Obviously, “sadness” doesn’t even begin to cover it.
If you’re a human being, you might experience a depressive episode. If you’ve experienced one episode of depression, you have a really high chance of experiencing another.
The good news is that depression is treatable. In fact, research currently indicates that mild to moderate depression responds best to a combination of talk therapy and exercise. Yes, you read that right. Exercise. For severe depression, or depression with suicidal ideation, talk therapy and medication may be the best prescription, (plus exercise, this is a necessity). Notice what I did right there? Depression needs talk therapy. If you’re experiencing depression, you need to see a professional who focuses on evidence-based practice. Cognitive-Behavioural Therapy, medication, and lifestyle changes break depression and aid in recovery, and continued therapy may help prevent future episodes.
You know this, right? Depression is a mental health issue that needs to be addressed. It isn’t the blues. It isn’t feeling down. It isn’t something to ignore. Successive episodes of depression tend to be worse, last longer, and cause more dysfunction. Channeling ‘Eeyore’ as an alter ego is no way to live.
On the flip side, dismissing depression as ‘sadness’ is harmful; as if depression is nothing to worry about.
“Oh, he’s just depressed. He failed his midterm.”
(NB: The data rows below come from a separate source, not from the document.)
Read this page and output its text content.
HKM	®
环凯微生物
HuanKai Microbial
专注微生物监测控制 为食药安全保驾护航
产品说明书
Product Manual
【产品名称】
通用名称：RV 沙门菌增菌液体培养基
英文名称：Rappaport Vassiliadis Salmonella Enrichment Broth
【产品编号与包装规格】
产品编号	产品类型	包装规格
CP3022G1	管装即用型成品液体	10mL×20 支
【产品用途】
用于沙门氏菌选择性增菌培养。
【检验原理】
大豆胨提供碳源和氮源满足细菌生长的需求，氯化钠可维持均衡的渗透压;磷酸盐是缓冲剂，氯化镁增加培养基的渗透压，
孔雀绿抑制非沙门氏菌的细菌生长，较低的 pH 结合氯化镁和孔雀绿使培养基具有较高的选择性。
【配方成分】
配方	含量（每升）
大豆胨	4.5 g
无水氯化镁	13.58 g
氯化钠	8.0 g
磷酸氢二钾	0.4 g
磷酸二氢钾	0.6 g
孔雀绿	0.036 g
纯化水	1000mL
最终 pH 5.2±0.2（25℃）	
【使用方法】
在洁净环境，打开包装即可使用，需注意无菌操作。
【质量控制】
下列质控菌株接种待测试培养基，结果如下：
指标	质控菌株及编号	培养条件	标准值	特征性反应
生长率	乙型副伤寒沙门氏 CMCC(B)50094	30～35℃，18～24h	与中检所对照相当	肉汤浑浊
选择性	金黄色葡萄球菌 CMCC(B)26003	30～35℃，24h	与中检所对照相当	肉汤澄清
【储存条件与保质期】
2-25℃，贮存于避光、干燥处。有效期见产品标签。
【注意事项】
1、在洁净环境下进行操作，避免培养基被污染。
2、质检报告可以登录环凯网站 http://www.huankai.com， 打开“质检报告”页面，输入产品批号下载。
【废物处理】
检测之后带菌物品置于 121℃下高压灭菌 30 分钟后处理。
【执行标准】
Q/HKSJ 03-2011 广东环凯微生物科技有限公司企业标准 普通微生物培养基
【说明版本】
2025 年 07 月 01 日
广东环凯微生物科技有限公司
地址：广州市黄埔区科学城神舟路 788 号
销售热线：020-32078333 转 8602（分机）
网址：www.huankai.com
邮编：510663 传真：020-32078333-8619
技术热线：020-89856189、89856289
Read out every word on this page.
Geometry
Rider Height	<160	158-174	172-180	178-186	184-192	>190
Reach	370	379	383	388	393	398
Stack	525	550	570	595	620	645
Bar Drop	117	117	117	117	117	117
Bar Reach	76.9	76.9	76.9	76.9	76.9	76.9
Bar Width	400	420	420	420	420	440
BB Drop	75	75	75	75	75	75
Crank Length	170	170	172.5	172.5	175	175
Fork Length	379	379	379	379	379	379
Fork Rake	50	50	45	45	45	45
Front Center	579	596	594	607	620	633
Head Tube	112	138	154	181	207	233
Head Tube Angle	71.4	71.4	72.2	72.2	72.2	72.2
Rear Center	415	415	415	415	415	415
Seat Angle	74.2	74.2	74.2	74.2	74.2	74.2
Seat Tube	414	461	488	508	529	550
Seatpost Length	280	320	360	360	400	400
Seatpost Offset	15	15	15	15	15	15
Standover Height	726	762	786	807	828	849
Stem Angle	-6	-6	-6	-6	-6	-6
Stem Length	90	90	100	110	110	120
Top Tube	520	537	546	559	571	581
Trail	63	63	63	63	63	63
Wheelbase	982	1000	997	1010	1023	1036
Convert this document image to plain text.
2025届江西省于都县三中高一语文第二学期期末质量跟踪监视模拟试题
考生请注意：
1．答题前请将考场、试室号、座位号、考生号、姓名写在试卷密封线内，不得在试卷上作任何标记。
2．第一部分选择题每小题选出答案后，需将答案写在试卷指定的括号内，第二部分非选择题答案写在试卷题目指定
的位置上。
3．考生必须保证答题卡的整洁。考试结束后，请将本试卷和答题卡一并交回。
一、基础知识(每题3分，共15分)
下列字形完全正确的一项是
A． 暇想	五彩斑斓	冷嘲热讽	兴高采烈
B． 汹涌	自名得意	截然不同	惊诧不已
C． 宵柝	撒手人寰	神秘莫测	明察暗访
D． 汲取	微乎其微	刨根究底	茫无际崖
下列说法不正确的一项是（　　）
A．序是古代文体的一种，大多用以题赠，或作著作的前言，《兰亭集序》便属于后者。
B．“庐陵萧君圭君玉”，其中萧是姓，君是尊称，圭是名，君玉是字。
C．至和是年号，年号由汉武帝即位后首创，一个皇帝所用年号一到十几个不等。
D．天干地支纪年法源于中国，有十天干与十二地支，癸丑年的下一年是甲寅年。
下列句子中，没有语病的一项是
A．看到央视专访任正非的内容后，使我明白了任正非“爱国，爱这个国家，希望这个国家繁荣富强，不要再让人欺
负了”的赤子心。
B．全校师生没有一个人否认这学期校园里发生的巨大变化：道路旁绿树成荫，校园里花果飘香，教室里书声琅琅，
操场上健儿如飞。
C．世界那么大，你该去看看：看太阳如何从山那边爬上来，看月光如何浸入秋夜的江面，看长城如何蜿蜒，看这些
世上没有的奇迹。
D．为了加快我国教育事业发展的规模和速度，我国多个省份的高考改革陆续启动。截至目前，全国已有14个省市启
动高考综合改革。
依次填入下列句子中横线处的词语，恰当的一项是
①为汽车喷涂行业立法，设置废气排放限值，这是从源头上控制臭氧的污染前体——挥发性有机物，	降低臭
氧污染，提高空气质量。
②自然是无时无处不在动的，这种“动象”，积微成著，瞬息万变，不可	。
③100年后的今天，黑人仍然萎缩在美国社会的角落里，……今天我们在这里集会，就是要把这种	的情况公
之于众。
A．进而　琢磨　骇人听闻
“Why are you so depressed? She’ll call tomorrow.”
“I’m so depressed. I finished ‘Game of Thrones’ and I don’t know what I’ll watch next.”
This is not depression, and calling it that dismisses the agony that people YOU know are experiencing because they are truly depressed. Depression is feeling like you’re lost something but having no clue when or where you last had it. Then one day you realize what you lost is yourself.
If you can answer ‘yes’ to more than one of the criteria for depression, ask for help. Life hasn’t been enjoyable for a long time. Acknowledge that things are actually more serious than you’ve been willing to admit to yourself.
Depression IS treatable. You don’t have to live like this. Ask for help.